En el fútbol abundan los contrastes y la gloria absoluta muchas veces convive con los problemas más humanos. José Évora Dias, conocido futbolísticamente como Vozinha, conmovió al mundo por su actuación contra España, y aún más tras contar su tristeza por la ausencia de su madre en las tribunas luego de no haber conseguido costear los trámites de la visa.
La confesión del arquero de 40 años fue tan cruda que no tardó en hacerse viral: “Lloré porque mi madre no pudo estar aquí por culpa del visado. Debido al dinero que tuvimos que pagar, no pudimos tramitarlo a tiempo”.
El problema fue la estricta política migratoria estadounidense que impone un costo de entre 5.000 y 15.000 dólares a los viajeros procedentes de más de 50 países, entre ellos el archipiélago africano.
El impacto de las declaraciones del arquero escaló rápidamente a los despachos políticos de Washington. La empatía global que generó uno de los personajes indiscutidos de la primera fecha ocasionó que el gobierno se moviera con velocidad.

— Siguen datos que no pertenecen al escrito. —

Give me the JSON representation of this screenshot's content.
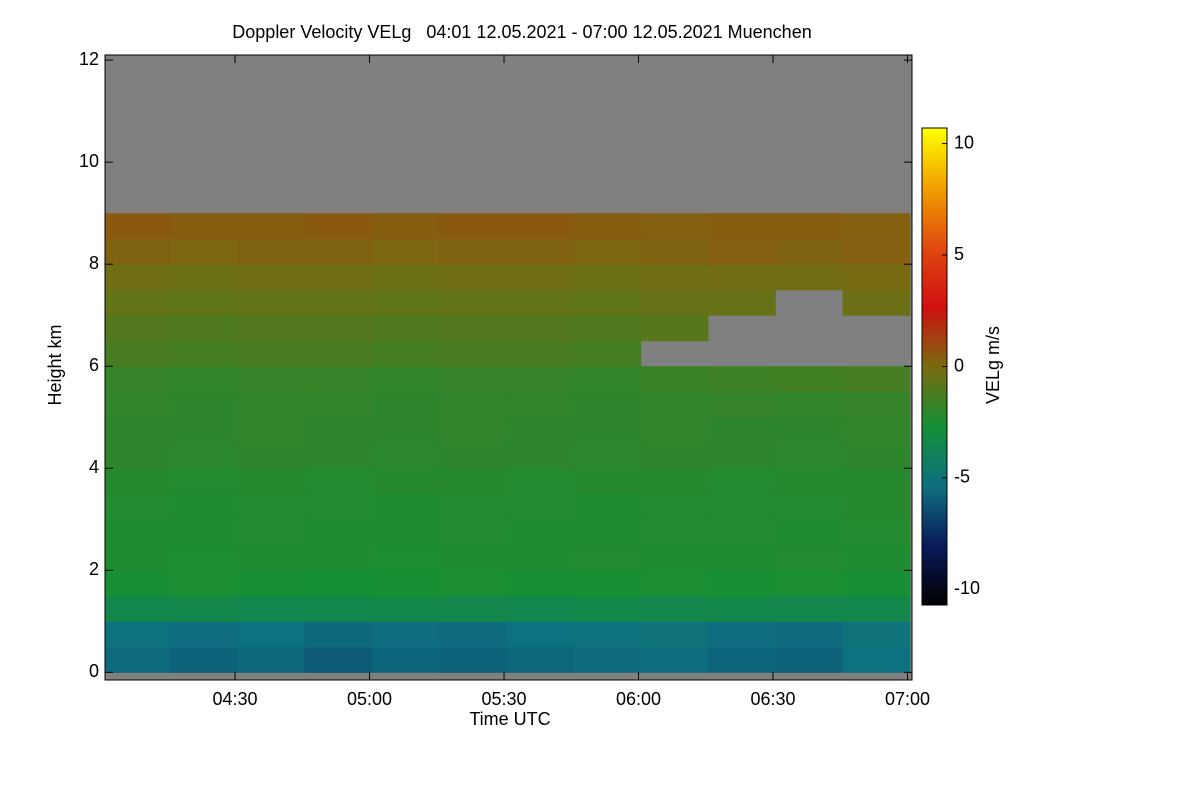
{
  "chart_data": {
    "type": "heatmap",
    "title": "Doppler Velocity VELg   04:01 12.05.2021 - 07:00 12.05.2021 Muenchen",
    "x_label": "Time UTC",
    "y_label": "Height km",
    "colorbar_label": "VELg m/s",
    "xlim": [
      241,
      421
    ],
    "xticks": [
      {
        "value": 270,
        "label": "04:30"
      },
      {
        "value": 300,
        "label": "05:00"
      },
      {
        "value": 330,
        "label": "05:30"
      },
      {
        "value": 360,
        "label": "06:00"
      },
      {
        "value": 390,
        "label": "06:30"
      },
      {
        "value": 420,
        "label": "07:00"
      }
    ],
    "ylim": [
      -0.15,
      12.1
    ],
    "yticks": [
      0,
      2,
      4,
      6,
      8,
      10,
      12
    ],
    "clim": [
      -10.7,
      10.7
    ],
    "cticks": [
      -10,
      -5,
      0,
      5,
      10
    ],
    "colormap": [
      "#000000",
      "#0a1a5a",
      "#0e7080",
      "#159035",
      "#7a6a10",
      "#d01010",
      "#e04a10",
      "#f0a000",
      "#ffff00"
    ],
    "nan_color": "#808080",
    "x": [
      248,
      263,
      278,
      293,
      308,
      323,
      338,
      353,
      368,
      383,
      398,
      413
    ],
    "y": [
      0.25,
      0.75,
      1.25,
      1.75,
      2.25,
      2.75,
      3.25,
      3.75,
      4.25,
      4.75,
      5.25,
      5.75,
      6.25,
      6.75,
      7.25,
      7.75,
      8.25,
      8.75,
      9.25,
      9.75,
      10.25,
      10.75,
      11.25,
      11.75
    ],
    "values": [
      [
        -5.5,
        -5.8,
        -5.6,
        -6,
        -5.7,
        -5.8,
        -5.6,
        -5.5,
        -5.4,
        -5.7,
        -5.8,
        -5.3
      ],
      [
        -5.2,
        -5.4,
        -5.3,
        -5.6,
        -5.4,
        -5.5,
        -5.3,
        -5.2,
        -5.1,
        -5.4,
        -5.5,
        -5.1
      ],
      [
        -3.5,
        -3.4,
        -3.6,
        -3.5,
        -3.4,
        -3.5,
        -3.6,
        -3.4,
        -3.5,
        -3.4,
        -3.5,
        -3.5
      ],
      [
        -2.6,
        -2.5,
        -2.6,
        -2.7,
        -2.6,
        -2.5,
        -2.6,
        -2.6,
        -2.5,
        -2.6,
        -2.5,
        -2.6
      ],
      [
        -2.4,
        -2.5,
        -2.4,
        -2.4,
        -2.5,
        -2.4,
        -2.4,
        -2.3,
        -2.4,
        -2.4,
        -2.3,
        -2.4
      ],
      [
        -2.4,
        -2.4,
        -2.3,
        -2.4,
        -2.4,
        -2.3,
        -2.4,
        -2.4,
        -2.3,
        -2.3,
        -2.4,
        -2.3
      ],
      [
        -2.3,
        -2.4,
        -2.3,
        -2.3,
        -2.4,
        -2.3,
        -2.3,
        -2.4,
        -2.3,
        -2.3,
        -2.3,
        -2.2
      ],
      [
        -2.2,
        -2.3,
        -2.2,
        -2.3,
        -2.2,
        -2.2,
        -2.3,
        -2.2,
        -2.2,
        -2.3,
        -2.2,
        -2.2
      ],
      [
        -2,
        -2.1,
        -2,
        -2,
        -2.1,
        -2,
        -2,
        -2.1,
        -2,
        -2,
        -2.1,
        -2
      ],
      [
        -2,
        -2,
        -1.9,
        -2,
        -2,
        -1.9,
        -2,
        -2,
        -1.9,
        -2,
        -2,
        -1.9
      ],
      [
        -1.9,
        -2,
        -1.9,
        -1.9,
        -2,
        -1.9,
        -1.9,
        -2,
        -1.9,
        -1.8,
        -1.9,
        -1.8
      ],
      [
        -1.8,
        -1.9,
        -1.8,
        -1.8,
        -1.9,
        -1.8,
        -1.8,
        -1.9,
        -1.7,
        -1.6,
        -1.5,
        -1.4
      ],
      [
        -1.3,
        -1.4,
        -1.3,
        -1.3,
        -1.4,
        -1.3,
        -1.3,
        -1.4,
        null,
        null,
        null,
        null
      ],
      [
        -1,
        -1.1,
        -1,
        -1,
        -1.1,
        -1,
        -1,
        -1.1,
        -0.9,
        null,
        null,
        null
      ],
      [
        -0.6,
        -0.7,
        -0.6,
        -0.6,
        -0.7,
        -0.6,
        -0.6,
        -0.7,
        -0.5,
        -0.5,
        null,
        -0.4
      ],
      [
        -0.3,
        -0.4,
        -0.3,
        -0.3,
        -0.4,
        -0.3,
        -0.3,
        -0.4,
        -0.3,
        -0.2,
        -0.2,
        -0.1
      ],
      [
        0.2,
        0.1,
        0.2,
        0.2,
        0.1,
        0.2,
        0.2,
        0.1,
        0.2,
        0.3,
        0.2,
        0.3
      ],
      [
        0.5,
        0.4,
        0.4,
        0.5,
        0.4,
        0.5,
        0.5,
        0.4,
        0.3,
        0.4,
        0.4,
        0.3
      ],
      [
        null,
        null,
        null,
        null,
        null,
        null,
        null,
        null,
        null,
        null,
        null,
        null
      ],
      [
        null,
        null,
        null,
        null,
        null,
        null,
        null,
        null,
        null,
        null,
        null,
        null
      ],
      [
        null,
        null,
        null,
        null,
        null,
        null,
        null,
        null,
        null,
        null,
        null,
        null
      ],
      [
        null,
        null,
        null,
        null,
        null,
        null,
        null,
        null,
        null,
        null,
        null,
        null
      ],
      [
        null,
        null,
        null,
        null,
        null,
        null,
        null,
        null,
        null,
        null,
        null,
        null
      ],
      [
        null,
        null,
        null,
        null,
        null,
        null,
        null,
        null,
        null,
        null,
        null,
        null
      ]
    ]
  }
}
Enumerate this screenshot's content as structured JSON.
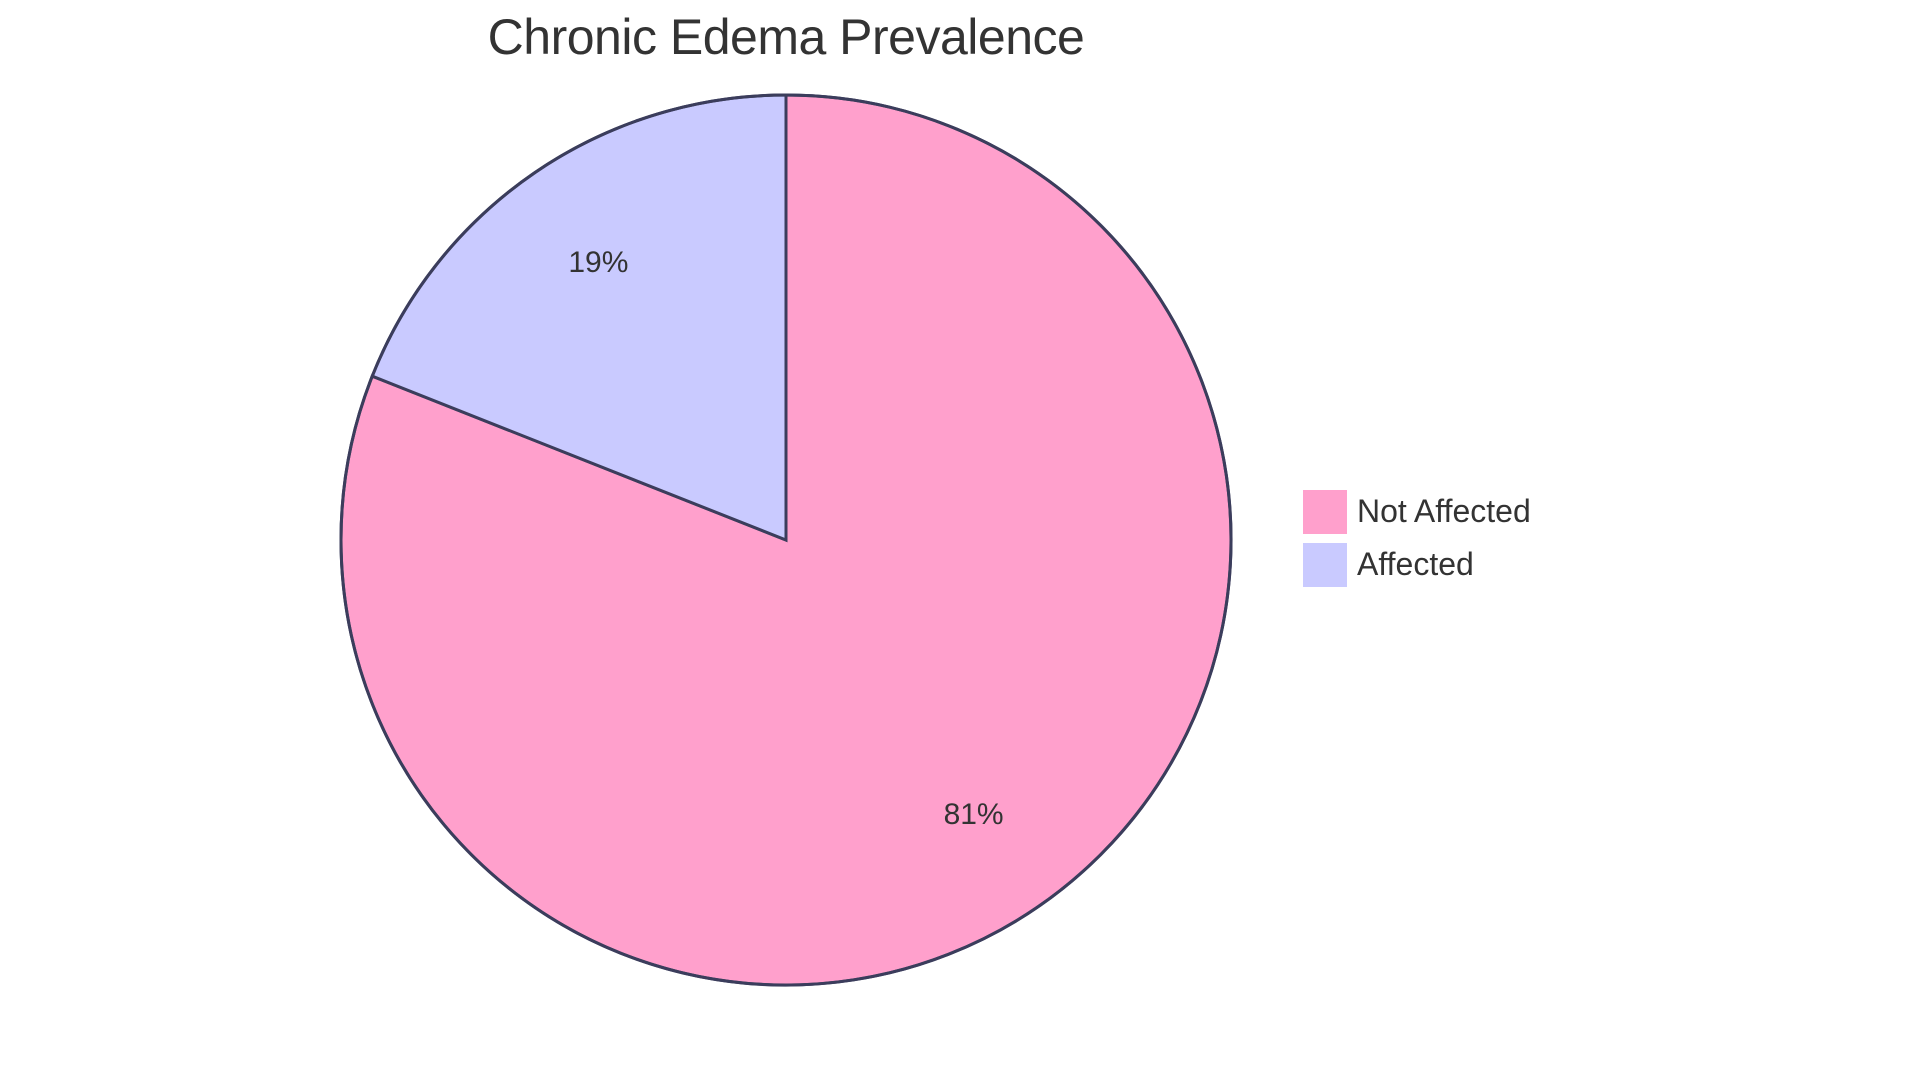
{
  "chart_data": {
    "type": "pie",
    "title": "Chronic Edema Prevalence",
    "categories": [
      "Not Affected",
      "Affected"
    ],
    "values": [
      81,
      19
    ],
    "labels": [
      "81%",
      "19%"
    ],
    "colors": [
      "#FFA0CC",
      "#C9CAFF"
    ],
    "stroke_color": "#3B3D5C",
    "legend_position": "right"
  },
  "legend": {
    "items": [
      {
        "label": "Not Affected",
        "color": "#FFA0CC"
      },
      {
        "label": "Affected",
        "color": "#C9CAFF"
      }
    ]
  }
}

“Tengo el privilegio de anunciar que la madre de Vozinha podrá obtener un visado a tiempo para asistir al partido del domingo contra Uruguay”, declaró Hakeem Jeffries, líder de la minoría demócrata en la Cámara de Representantes, en un comunicado, agradeciendo el trabajo conjunto entre la FIFA, el gobierno caboverdiano y las autoridades estadounidenses para eximir las tarifas pendientes y coordinar el traslado de urgencia.
Cabo Verde ya escribió la página más gloriosa de su historia tras igualar en cero contra España, pero su periplo mundialista continúa contra Uruguay, otro excampeón del mundo, el próximo domingo en la continuidad del Grupo H.
Con hambre de más logros todavía y en una Miami que seguramente estará teñida de celeste, el sueño de Vozinha tendrá un nuevo capítulo, pero esta vez -de no mediar ningún nuevo inconveniente burocrático- con la mirada de su madre acompañándolo.